Christian Social Workers Challenged to "Shape the Shift"

By Vivian S. Park

DALLAS --- The fifth annual event “Hand in Hand” sponsored by the Baylor University’s Center for Family and Community Ministries and the North American Association for Christians in Social Work, was held March 26-27 in Dallas, Texas with 145 participants from 11 states.

The conference was designed for the leaders of faith-based organizations across the nation to increase their awareness of welfare issues relating to vulnerable children and their families, discussing how can such faith-based groups provide help for them to overcome poverty.

The conference was organized by a series of workshops led by four renown speakers: Dr. Diana R. Garland, chair of the School of Social Work at Baylor University, Rev. Dr. Eileen W. Lindner, Deputy General Secretary for Research and Planning at the National Council of Churches of Christ in the USA, Eugene C. Roehlkepartain, Director of Family and Congregation Initiative and Carole E. Thompson, Senior Associate of the Annie E. Casey Foundation.

Garland during the opening address at the conference asserted the need of faith-based organizations to distinguish itself from other service organizations from the secular world as faith is being more recognized by social work today.

Garland pointed out how hard it was to include discussion of religious faith during her social work career in the past.

"Like many of you, my professional education did prepare me -- finally -- to provide professional child-welfare services, but it did not prepare me for the faith-based context for those services," said Garland, “Religion and faith had no role in the professional life of the social worker. There was no integration or recognition that religion and spirituality are a significant part of the human experience and of the culture of communities and families."

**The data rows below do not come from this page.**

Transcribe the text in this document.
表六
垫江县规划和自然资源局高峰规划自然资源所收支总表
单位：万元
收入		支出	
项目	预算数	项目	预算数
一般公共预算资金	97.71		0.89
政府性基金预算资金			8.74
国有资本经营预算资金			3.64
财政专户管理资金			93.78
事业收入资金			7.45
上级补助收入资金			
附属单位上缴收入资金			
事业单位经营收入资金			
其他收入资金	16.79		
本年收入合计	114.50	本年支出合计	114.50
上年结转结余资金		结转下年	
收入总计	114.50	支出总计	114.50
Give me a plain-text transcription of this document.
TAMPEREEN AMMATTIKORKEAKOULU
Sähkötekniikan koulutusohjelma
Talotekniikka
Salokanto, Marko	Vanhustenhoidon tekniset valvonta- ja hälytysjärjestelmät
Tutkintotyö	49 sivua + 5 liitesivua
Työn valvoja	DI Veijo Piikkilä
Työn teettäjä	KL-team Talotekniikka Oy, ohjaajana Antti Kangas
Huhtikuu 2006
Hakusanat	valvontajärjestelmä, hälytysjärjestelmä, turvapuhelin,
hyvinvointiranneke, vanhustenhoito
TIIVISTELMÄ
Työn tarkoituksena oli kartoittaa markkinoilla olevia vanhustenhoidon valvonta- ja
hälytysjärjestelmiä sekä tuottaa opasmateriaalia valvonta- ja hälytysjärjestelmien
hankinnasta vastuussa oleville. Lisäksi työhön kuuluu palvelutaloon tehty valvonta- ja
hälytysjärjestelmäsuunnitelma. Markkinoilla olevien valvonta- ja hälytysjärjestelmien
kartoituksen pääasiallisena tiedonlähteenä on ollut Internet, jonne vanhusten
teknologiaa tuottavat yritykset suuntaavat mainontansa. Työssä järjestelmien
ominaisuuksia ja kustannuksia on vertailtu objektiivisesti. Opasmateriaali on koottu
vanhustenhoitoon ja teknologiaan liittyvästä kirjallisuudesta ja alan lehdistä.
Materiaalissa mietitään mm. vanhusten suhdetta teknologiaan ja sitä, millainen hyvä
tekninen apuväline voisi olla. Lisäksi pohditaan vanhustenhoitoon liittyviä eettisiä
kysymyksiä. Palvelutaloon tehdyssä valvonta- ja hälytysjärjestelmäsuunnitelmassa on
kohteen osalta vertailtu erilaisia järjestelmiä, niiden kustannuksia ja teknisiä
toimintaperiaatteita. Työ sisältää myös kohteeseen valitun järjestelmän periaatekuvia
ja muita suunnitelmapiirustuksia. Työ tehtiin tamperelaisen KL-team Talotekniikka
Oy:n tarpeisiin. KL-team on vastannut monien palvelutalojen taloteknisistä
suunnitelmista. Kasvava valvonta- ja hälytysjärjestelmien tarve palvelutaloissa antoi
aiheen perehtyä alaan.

But recent trends highlighting faith-based social ministries are transforming the way the profession views itself, Garland said. "Religion and faith are 'in' topics," she reported. "Learning about religion and faith has become a requirement for professionals. It is a part of being 'culturally competent.'

As Garland was explaining of the importance of differentiating the standards and practices that distinguish their ministries from those of secular agencies, she said:

"The public agency is responsible for serving all the children and families in our society. The religious agency is responsible for living out its calling, and that may be serving a few or all, but doing so as a way to point to its mission.

"The church is not simply a resource for the government to serve in all the places and problems where government wants to step in. Our mandate for service comes not from the need before us or government officials who admonish us, but from the God who calls us."

In addition, Garland urged Christian social workers to "shape the shift" in their profession.

"We need to be clear that because a religiously affiliated organization offers professional services, that does not mean it has become 'secularized,'" she said.

Garland also addressed the changes of faith-based organizations in terms of where they stand. Where as in the past, church-based social agencies have underplayed their religious identity in order to receive support, today some faith-based programs are called “not religious” because of their public perception, "and funding is being given to smaller, grass-roots faith-based organizations that may not have the capacity or expertise to address the complex needs of our most vulnerable families and children," she added.

"The very organizations that have been there for a century or more -- providing sustaining care for the 'least of these' the best they could with the fallible human resources they could bring to their holy task -- find themselves being called 'secular,'” she said.